While I’m mostly doing polishing work (preparing for a first release), I’m getting a better idea about what I ultimately want to accomplish with the Chessmonk GUI. I intend to support the following tasks:
- Viewing Chessgames – The most simple use-case, which is very straight forward. Opening and viewing PGN files already works. I also intend to add database queries in the future, so you can view a subset of your large reference database.
- Analysing – Features I intend to add for this task are a free analysis mode, chess engine evaluation and positional database queries (like scid’s tree view).
- Editing – The ability to enter new moves, variations, comments, etc. Also to save a modified PGN file or to import games into a database.
- Book and Repertoire – Although I never used it, I very much like the simple philosophy of Bookup. It should be possible to manually evaluate a position in the database and use these evaluations in the positional database reference view. Especially when using back-solving (basically figuring out what’s the best evaluation when both sides play the best moves), this can be a lot more helpful than simple result statistics. Additionally I want to allow the user to flag every position as belonging to his opening repertoire, so the program can mark all games which involve any of these positions and novelties played in lines from the opening repertoire.

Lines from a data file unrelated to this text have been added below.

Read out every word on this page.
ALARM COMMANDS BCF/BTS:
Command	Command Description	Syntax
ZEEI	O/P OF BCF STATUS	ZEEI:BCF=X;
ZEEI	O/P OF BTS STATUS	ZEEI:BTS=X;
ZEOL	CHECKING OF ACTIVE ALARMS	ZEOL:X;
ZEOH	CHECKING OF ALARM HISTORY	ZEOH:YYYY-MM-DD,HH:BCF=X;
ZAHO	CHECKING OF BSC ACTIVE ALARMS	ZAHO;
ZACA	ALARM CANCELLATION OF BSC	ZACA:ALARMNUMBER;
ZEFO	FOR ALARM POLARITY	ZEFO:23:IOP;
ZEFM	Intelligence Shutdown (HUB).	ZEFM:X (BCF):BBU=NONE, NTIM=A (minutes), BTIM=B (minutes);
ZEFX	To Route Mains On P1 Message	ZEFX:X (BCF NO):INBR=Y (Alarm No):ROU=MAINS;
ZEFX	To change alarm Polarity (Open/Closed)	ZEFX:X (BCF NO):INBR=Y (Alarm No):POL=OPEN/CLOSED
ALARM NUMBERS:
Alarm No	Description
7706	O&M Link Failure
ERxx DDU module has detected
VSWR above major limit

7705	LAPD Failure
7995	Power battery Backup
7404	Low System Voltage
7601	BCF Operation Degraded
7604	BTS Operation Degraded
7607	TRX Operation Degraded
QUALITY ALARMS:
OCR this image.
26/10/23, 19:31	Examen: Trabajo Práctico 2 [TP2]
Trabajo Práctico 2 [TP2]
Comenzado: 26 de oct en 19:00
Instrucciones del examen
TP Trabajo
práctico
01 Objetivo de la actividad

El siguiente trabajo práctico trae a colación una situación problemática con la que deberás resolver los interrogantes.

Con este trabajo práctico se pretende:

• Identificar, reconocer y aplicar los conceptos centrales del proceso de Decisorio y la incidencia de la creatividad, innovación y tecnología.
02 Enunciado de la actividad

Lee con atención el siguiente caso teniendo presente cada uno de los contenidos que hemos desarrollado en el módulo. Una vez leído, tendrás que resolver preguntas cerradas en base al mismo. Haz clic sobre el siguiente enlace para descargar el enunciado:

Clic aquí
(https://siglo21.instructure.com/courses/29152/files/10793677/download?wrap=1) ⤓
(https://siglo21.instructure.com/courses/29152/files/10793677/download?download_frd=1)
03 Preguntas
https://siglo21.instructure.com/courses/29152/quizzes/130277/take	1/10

So as you can tell, I plan to add complete database support, but in a manner that does not take away from the current simplicity of the interface. I will most likely go for a relational database like PostgreSQL, which would make it easy to add online databases.
All this might sound a little over-ambitious for now, but the good thing is that I can approach one step after another, without being forced to ever complete them all. I still would like to invite additional comments from other chess players who use chess database software (not chess clients).